Insiders Only: Are Our Ideas about What Makes “Good Theory” Holding Us Back?
指出消费者研究界过于推崇“构念到构念”的理论化,忽视了从现象出发识别核心构念的“现象到构念”路径,并基于贝叶斯框架论证后者同样符合科学推理逻辑,有助于提升研究的现实相关性。
Abstract Consumer researchers often prize relevance but overlook how narrow assumptions about good theory limit it. Much work focuses on construct-to-construct theorizing, which involves introducing new constructs or new links among them. Far less valued is phenomenon-to-construct theorizing, which begins with real-world patterns and seeks to explain them by identifying the underlying active ingredient constructs. Examples include why GMO labels reduce demand or why drip pricing leads people to choose higher-cost options. Our survey of authors in four leading journals shows that most believe only construct-to-construct work counts as theory. We argue that this view is too narrow. Drawing on a Bayesian framework for updating beliefs within a theoretical network, we show that phenomenon-to-construct theorizing follows the same logic of scientific inference. Both approaches rely on established links in the nomological network to draw stronger conclusions about the focal link of interest.
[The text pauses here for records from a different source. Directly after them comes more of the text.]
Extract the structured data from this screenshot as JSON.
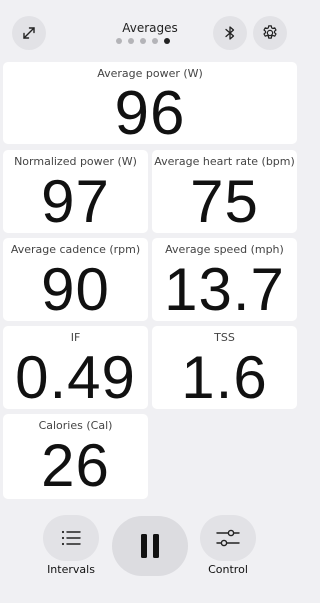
{
  "header": {
    "title": "Averages",
    "page_dots": 5,
    "active_dot": 4
  },
  "metrics": {
    "avg_power": {
      "label": "Average power (W)",
      "value": "96"
    },
    "norm_power": {
      "label": "Normalized power (W)",
      "value": "97"
    },
    "avg_hr": {
      "label": "Average heart rate (bpm)",
      "value": "75"
    },
    "avg_cadence": {
      "label": "Average cadence (rpm)",
      "value": "90"
    },
    "avg_speed": {
      "label": "Average speed (mph)",
      "value": "13.7"
    },
    "if": {
      "label": "IF",
      "value": "0.49"
    },
    "tss": {
      "label": "TSS",
      "value": "1.6"
    },
    "calories": {
      "label": "Calories (Cal)",
      "value": "26"
    }
  },
  "bottom": {
    "intervals_label": "Intervals",
    "control_label": "Control"
  },
  "icons": {
    "expand": "expand-icon",
    "bluetooth": "bluetooth-icon",
    "settings": "gear-icon",
    "intervals": "list-icon",
    "pause": "pause-icon",
    "control": "sliders-icon"
  }
}
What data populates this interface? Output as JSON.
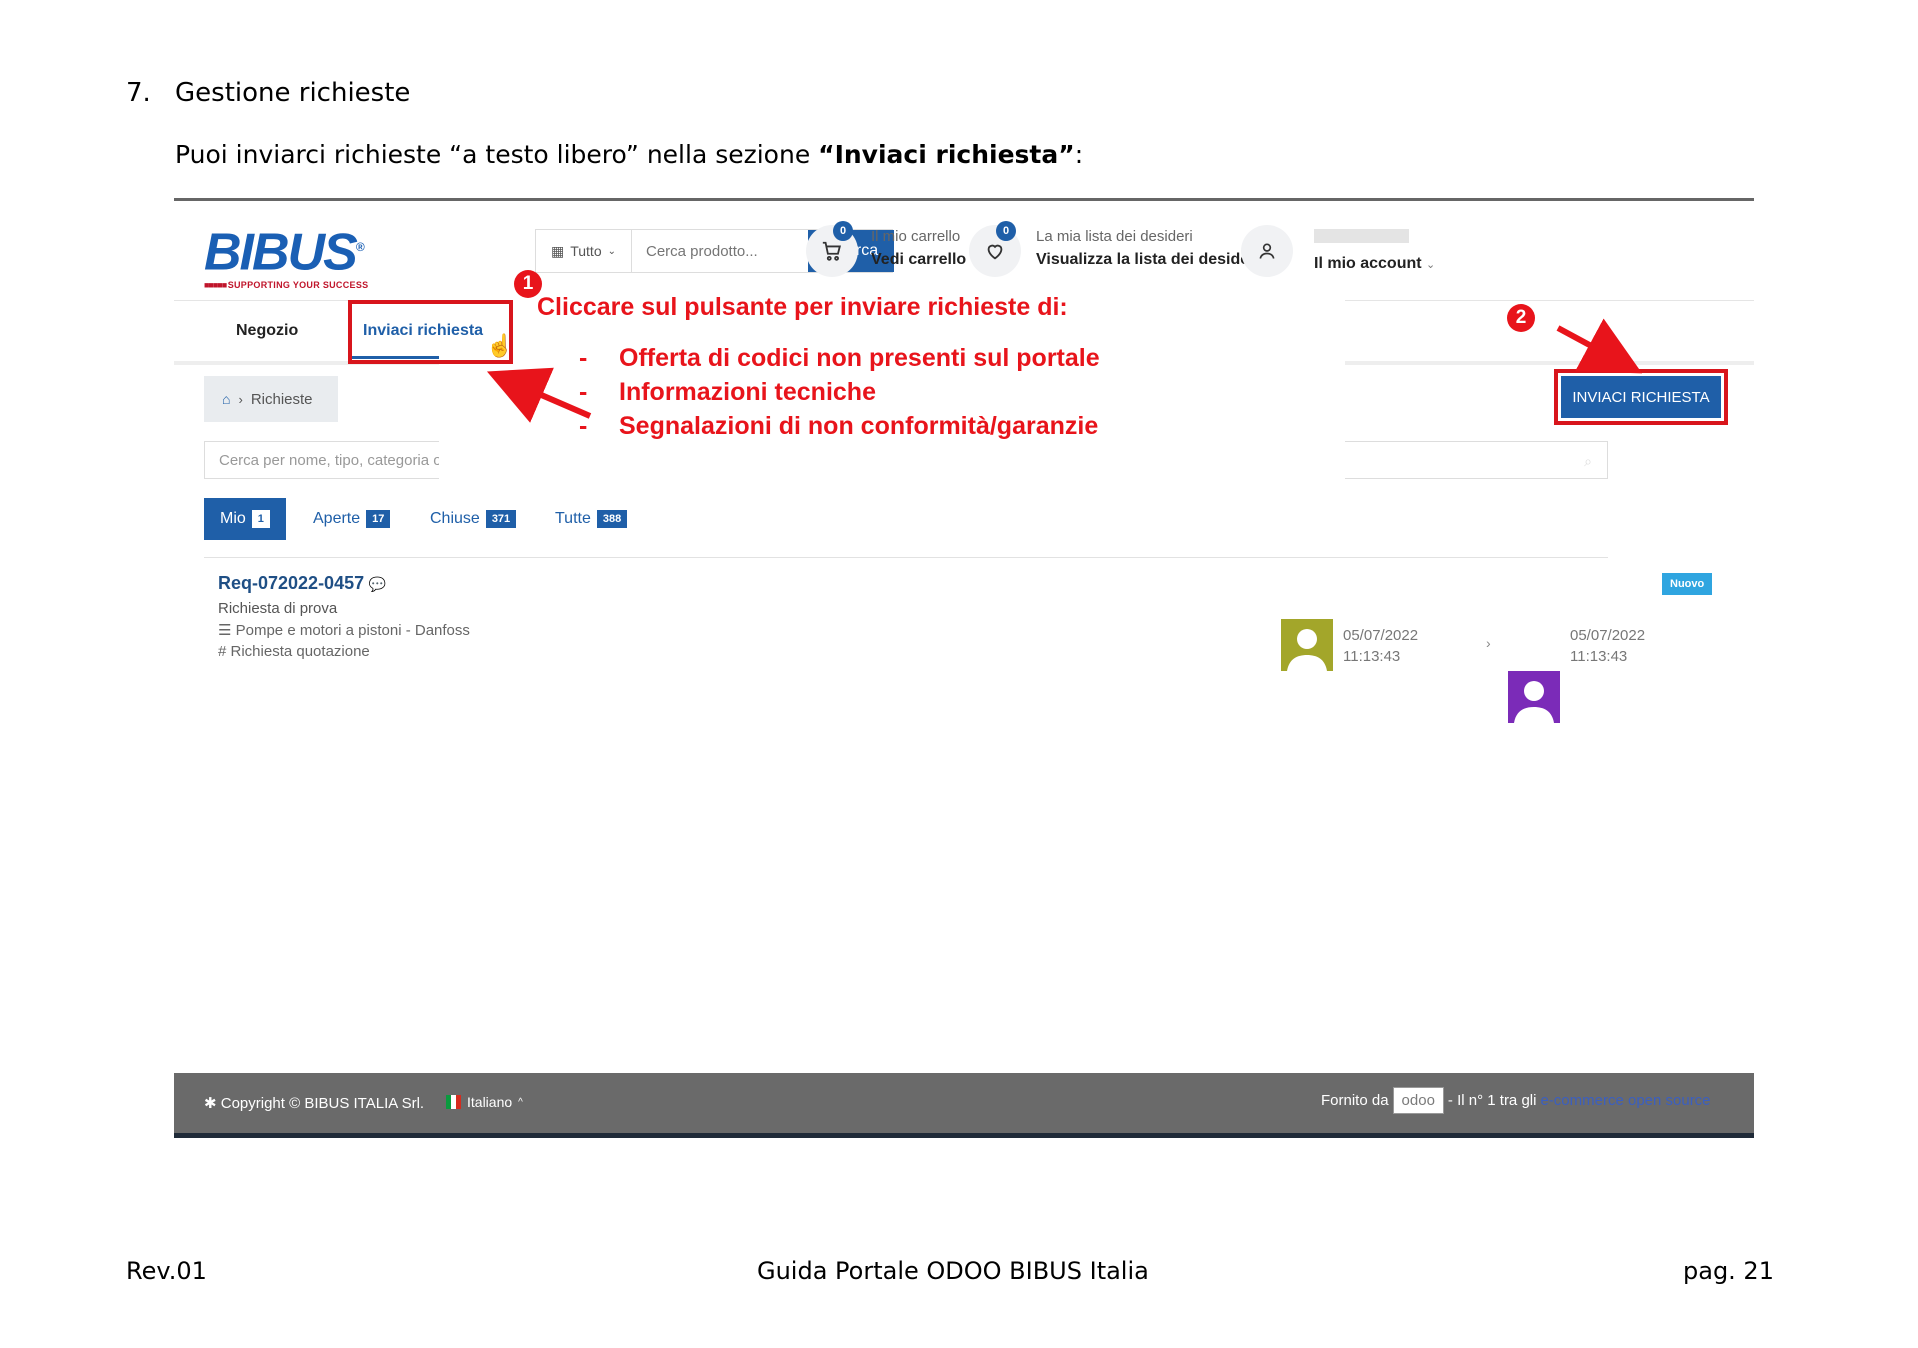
{
  "section": {
    "number": "7.",
    "title": "Gestione richieste"
  },
  "intro": {
    "before": "Puoi inviarci richieste “a testo libero” nella sezione ",
    "bold": "“Inviaci richiesta”",
    "after": ":"
  },
  "screenshot": {
    "logo": {
      "word": "BIBUS",
      "reg": "®",
      "tagline": "SUPPORTING YOUR SUCCESS"
    },
    "search": {
      "category": "Tutto",
      "placeholder": "Cerca prodotto...",
      "button": "Ricerca"
    },
    "cart": {
      "count": "0",
      "top": "Il mio carrello",
      "bottom": "Vedi carrello"
    },
    "wishlist": {
      "count": "0",
      "top": "La mia lista dei desideri",
      "bottom": "Visualizza la lista dei desideri"
    },
    "account": {
      "bottom": "Il mio account"
    },
    "nav": {
      "shop": "Negozio",
      "send_request": "Inviaci richiesta"
    },
    "breadcrumb": {
      "label": "Richieste"
    },
    "action_button": "INVIACI RICHIESTA",
    "filter": {
      "placeholder": "Cerca per nome, tipo, categoria o messaggio"
    },
    "tabs": [
      {
        "label": "Mio",
        "count": "1"
      },
      {
        "label": "Aperte",
        "count": "17"
      },
      {
        "label": "Chiuse",
        "count": "371"
      },
      {
        "label": "Tutte",
        "count": "388"
      }
    ],
    "request": {
      "id": "Req-072022-0457",
      "subtitle": "Richiesta di prova",
      "category": "Pompe e motori a pistoni - Danfoss",
      "tag": "Richiesta quotazione",
      "status": "Nuovo",
      "created": {
        "date": "05/07/2022",
        "time": "11:13:43"
      },
      "updated": {
        "date": "05/07/2022",
        "time": "11:13:43"
      }
    },
    "footer": {
      "copyright": "Copyright © BIBUS ITALIA Srl.",
      "language": "Italiano",
      "powered": "Fornito da",
      "odoo": "odoo",
      "tail": "- Il n° 1 tra gli",
      "link": "e-commerce open source"
    }
  },
  "annotations": {
    "marker1": "1",
    "marker2": "2",
    "heading": "Cliccare sul pulsante per inviare richieste di:",
    "items": [
      "Offerta di codici non presenti sul portale",
      "Informazioni tecniche",
      "Segnalazioni di non conformità/garanzie"
    ],
    "dash": "-"
  },
  "page_footer": {
    "left": "Rev.01",
    "center": "Guida Portale ODOO BIBUS Italia",
    "right": "pag. 21"
  },
  "colors": {
    "brand_blue": "#1f5fa8",
    "annotation_red": "#e8141b",
    "badge_new": "#2fa5e0"
  }
}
Using well-supported construct-to-construct mechanisms to explain real-world phenomena is therefore a strength, not a weakness. We clarify how phenomenon-to-construct theorizing differs from both “mere application” and “empirics-first” research. Embracing this form of theorizing can broaden the reach of consumer research by connecting abstract ideas to meaningful, actionable phenomena that matter to scholars, practitioners, and policymakers.